MongoDB lost more than 7% on Thursday and fell 24% in the premarket on Friday. Despite beating the Wall Street consensus, MongoDB lost weight on its Q2 outlook. Management said revenue should reach $462 million, below the consensus of $471 million. Earnings per share are also expected to fall below the consensus of $0.57, reaching between $0.46 and $0.49.
Nasdaq FAQs
NASDAQ is a US-based stock exchange that began its life as an electronic stock pricing machine. Initially, the Nasdaq only provided over-the-counter (OTC) stock quotes, but it later became an exchange as well. By 1991, the Nasdaq had grown to represent 46% of the total US stock market. In 1998, it became the first exchange in the United States to offer online trading. The Nasdaq also produces several indices, the most comprehensive of which is the Nasdaq Composite Index, which represents all of the 2,500-plus stocks in the Nasdaq, the Nasdaq 100.
The Nasdaq 100 is a large-cap index consisting of 100 non-financial companies from the Nasdaq Stock Exchange. Although it includes only a small portion of the thousands of stocks on the Nasdaq, it represents more than 90% of the movement. Each company’s impact on the index is market capitalization weighted. The Nasdaq 100 includes companies largely focused on technology although it also includes companies from other industries and from outside the United States. The Nasdaq 100 has averaged an annual return of 17.23% since 1986.

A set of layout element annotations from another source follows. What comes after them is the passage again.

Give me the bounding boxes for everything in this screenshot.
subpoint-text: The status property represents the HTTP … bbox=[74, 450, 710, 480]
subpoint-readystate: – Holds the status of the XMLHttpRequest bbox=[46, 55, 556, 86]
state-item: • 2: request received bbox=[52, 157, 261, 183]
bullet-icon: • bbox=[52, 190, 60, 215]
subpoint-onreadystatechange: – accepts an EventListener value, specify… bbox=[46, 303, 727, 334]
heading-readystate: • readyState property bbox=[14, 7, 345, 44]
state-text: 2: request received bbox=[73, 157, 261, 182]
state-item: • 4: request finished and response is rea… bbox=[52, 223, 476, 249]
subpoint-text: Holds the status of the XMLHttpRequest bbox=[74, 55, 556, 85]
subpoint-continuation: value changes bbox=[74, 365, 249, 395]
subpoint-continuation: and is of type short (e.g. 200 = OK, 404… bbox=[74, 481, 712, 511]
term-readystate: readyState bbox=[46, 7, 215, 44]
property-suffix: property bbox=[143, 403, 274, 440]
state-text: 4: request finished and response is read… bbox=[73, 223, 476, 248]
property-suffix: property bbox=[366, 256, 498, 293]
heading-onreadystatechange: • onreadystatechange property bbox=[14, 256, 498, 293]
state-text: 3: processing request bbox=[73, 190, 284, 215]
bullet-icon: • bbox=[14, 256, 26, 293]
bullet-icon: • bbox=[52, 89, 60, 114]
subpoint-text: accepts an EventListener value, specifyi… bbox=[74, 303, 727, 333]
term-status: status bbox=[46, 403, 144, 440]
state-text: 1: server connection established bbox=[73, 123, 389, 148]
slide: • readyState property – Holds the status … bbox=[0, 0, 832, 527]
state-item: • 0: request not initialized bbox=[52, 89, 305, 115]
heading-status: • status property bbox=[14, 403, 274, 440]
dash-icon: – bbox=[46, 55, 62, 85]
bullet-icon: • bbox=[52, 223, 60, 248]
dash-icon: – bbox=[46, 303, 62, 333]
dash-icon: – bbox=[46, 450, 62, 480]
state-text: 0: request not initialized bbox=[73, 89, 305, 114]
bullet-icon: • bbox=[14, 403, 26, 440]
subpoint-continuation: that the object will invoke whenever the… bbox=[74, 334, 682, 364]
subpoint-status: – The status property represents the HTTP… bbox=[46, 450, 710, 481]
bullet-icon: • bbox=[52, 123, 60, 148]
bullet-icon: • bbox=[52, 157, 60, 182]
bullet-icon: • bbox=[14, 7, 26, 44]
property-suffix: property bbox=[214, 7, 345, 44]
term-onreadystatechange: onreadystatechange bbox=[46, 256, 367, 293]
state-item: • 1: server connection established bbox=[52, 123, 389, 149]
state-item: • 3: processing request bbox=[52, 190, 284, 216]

There are a number of ways to trade the Nasdaq 100. Most retail brokers and spread betting platforms offer bets using Contracts for Difference (CFD). For long-term investors, exchange-traded funds (ETFs) trade like stocks that mimic the movement of an index without the investor needing to buy all 100 component companies. An example of an ETF is the Invesco QQQ Trust (QQQ). Nasdaq 100 futures allow traders to speculate on the future direction of the index. Options provide the right, but not the obligation, to buy or sell the Nasdaq 100 Index at a specified price (strike price) in the future.
There are many different factors that drive the Nasdaq 100, but primarily it is the overall performance of the component companies revealed in the company’s quarterly and annual earnings reports. US and global macroeconomic data also contribute to their impact on investor sentiment, which if positive leads to gains. The level of interest rates, which is set by the Federal Reserve, also affects the Nasdaq 100 because it affects the cost of credit, which many companies rely on heavily. As such, the level of inflation can also be a key driver as well as other metrics that influence the Fed’s decisions.
Nasdaq Forecast
The Nasdaq moved below the 9-day exponential moving average (EMA) on Thursday, for the first time since May 1. This could signal a decline in business, although Friday’s inflation news could lead to a rebound.
The Moving Average Convergence Divergence (MACD) indicator is displaying a potential crossover that would herald a downtrend as well. If the downtrend arrives over the next week, expect the NASDAQ to find a foothold between 16,000 and 16,250. This is the area where the indicator spent a lot of time.
A decline wouldn’t be surprising given that the Nasdaq just hit 17,000 for the first time ever earlier this week. In other words, consolidation appears to be in line with expectations.